Documentario Con «Terra Madre» Olmi tesse l’elogio della vita contadina

BerlinoLe accuse d’indifferenza e le previsioni sugli effetti del degrado ambientale sono per l’uomo condanne retoriche destinate spesso a lasciare il tempo che trovano. Ma se un richiamo giunge da Ermanno Olmi, alla Berlinale col documentario «Terra Madre» dai toni garbati e poetici, allora è tutta un’altra musica...
In primo piano è il grande raduno (Terra Madre) di coltivatori da centocinquanta Paesi a Torino nel 2006, per proporre pacificamente - tra proprie usanze e abitudini alimentari - il ritorno a metodi di coltivazione obsoleti, contro quelli moderni e devastanti dell’economia del profitto, che rende sterili i suoli usando pesticidi e diserbanti.

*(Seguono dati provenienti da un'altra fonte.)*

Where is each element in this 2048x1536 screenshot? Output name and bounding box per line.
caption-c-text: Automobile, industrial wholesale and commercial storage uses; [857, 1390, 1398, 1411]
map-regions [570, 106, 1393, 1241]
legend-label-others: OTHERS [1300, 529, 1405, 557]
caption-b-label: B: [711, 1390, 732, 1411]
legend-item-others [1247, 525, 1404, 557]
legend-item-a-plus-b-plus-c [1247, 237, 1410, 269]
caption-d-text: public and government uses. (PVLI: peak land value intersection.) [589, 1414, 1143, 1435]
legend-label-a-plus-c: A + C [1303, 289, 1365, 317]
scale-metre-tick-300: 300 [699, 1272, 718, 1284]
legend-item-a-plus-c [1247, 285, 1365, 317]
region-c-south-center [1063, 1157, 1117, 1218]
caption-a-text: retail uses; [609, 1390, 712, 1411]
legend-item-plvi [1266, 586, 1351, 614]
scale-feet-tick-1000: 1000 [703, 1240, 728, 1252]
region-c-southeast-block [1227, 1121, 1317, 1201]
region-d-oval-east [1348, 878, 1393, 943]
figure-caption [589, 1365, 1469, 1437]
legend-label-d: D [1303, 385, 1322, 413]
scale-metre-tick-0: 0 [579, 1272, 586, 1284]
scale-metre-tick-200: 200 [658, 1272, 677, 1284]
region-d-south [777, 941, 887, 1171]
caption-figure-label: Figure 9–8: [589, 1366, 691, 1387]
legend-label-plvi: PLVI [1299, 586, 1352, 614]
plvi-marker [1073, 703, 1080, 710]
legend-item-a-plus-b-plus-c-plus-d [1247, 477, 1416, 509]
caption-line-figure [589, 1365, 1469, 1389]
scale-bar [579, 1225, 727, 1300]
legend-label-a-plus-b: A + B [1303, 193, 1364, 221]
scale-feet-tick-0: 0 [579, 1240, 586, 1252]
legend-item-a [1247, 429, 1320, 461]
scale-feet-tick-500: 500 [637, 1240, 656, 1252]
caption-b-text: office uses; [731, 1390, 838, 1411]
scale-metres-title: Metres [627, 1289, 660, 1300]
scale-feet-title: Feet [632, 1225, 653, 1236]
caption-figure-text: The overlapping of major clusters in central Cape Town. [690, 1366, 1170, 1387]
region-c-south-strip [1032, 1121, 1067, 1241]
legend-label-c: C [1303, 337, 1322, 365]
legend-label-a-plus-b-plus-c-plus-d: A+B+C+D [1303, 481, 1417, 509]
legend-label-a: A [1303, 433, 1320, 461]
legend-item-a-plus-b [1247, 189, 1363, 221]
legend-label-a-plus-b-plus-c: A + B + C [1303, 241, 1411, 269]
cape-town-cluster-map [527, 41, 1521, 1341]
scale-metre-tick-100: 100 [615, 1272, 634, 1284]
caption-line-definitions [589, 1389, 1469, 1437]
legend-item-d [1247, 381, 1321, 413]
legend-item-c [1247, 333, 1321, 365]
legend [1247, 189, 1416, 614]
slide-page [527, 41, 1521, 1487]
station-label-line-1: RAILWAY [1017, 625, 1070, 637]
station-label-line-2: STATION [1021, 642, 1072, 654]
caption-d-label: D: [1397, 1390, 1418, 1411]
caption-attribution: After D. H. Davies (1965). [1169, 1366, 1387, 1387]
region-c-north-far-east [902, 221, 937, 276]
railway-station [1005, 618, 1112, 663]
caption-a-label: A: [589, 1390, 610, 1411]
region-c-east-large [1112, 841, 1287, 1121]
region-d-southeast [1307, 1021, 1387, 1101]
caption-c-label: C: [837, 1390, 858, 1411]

Ermanno Olmi fa dunque dell’esperienza contadina, così terragna e tattile, il fulcro dell’opera di persuasione svolta dal suo film, ripetendo la fortunata esperienza di «Il segreto del bosco vecchio» (1993). Allora il suono del passo contadino sul selciato, lo sciabordare delle acque piovane nei terreni d’irrigazione, lo stridere della vanga sulle dure zolle, sono le auliche armonie di silenti agricoltori all’opera.
La paziente attesa per la fine dell’inverno e i preparativi dei campi, seguiti di stagione in stagione, nei lenti sistemi di produzione, garantiscono la qualità dei raccolti e la sicurezza che per le seguenti annate i prodotti, nati da sementi non transgeniche, saranno di qualità.
E se le calure, le inondazioni e le carestie cicliche non si possono evitare, non significa che tutto è perduto, perché dall’altra parte della terra altri contadini stanno producendo e mettendo da parte semi e prodotti per la rete mondiale (e non globale) di Terra Madre.
Ermanno Olmi ha realizzato questo film in collaborazione con la Cineteca di Bologna e lo ha presentato nel Berlinale Special per la gioia anche dell’autrice e attivista alimentare Alice Waters, tra i giurati capeggiati da Tilda Swinton.
La Waters alla conferenza stampa di apertura ha detto che è giunta l’ora «per il cinema di tornare alle piccole grandezze, che sono le cellule di grandi opere; dunque se raccontiamo la natura aiutiamo l’uomo a ritornare alla terra».
Nel Paese europeo più ambientalista, «Terra Madre» si assicura il successo ai botteghini. Ci consola così l’unica vera presenza italiana di questa Berlinale.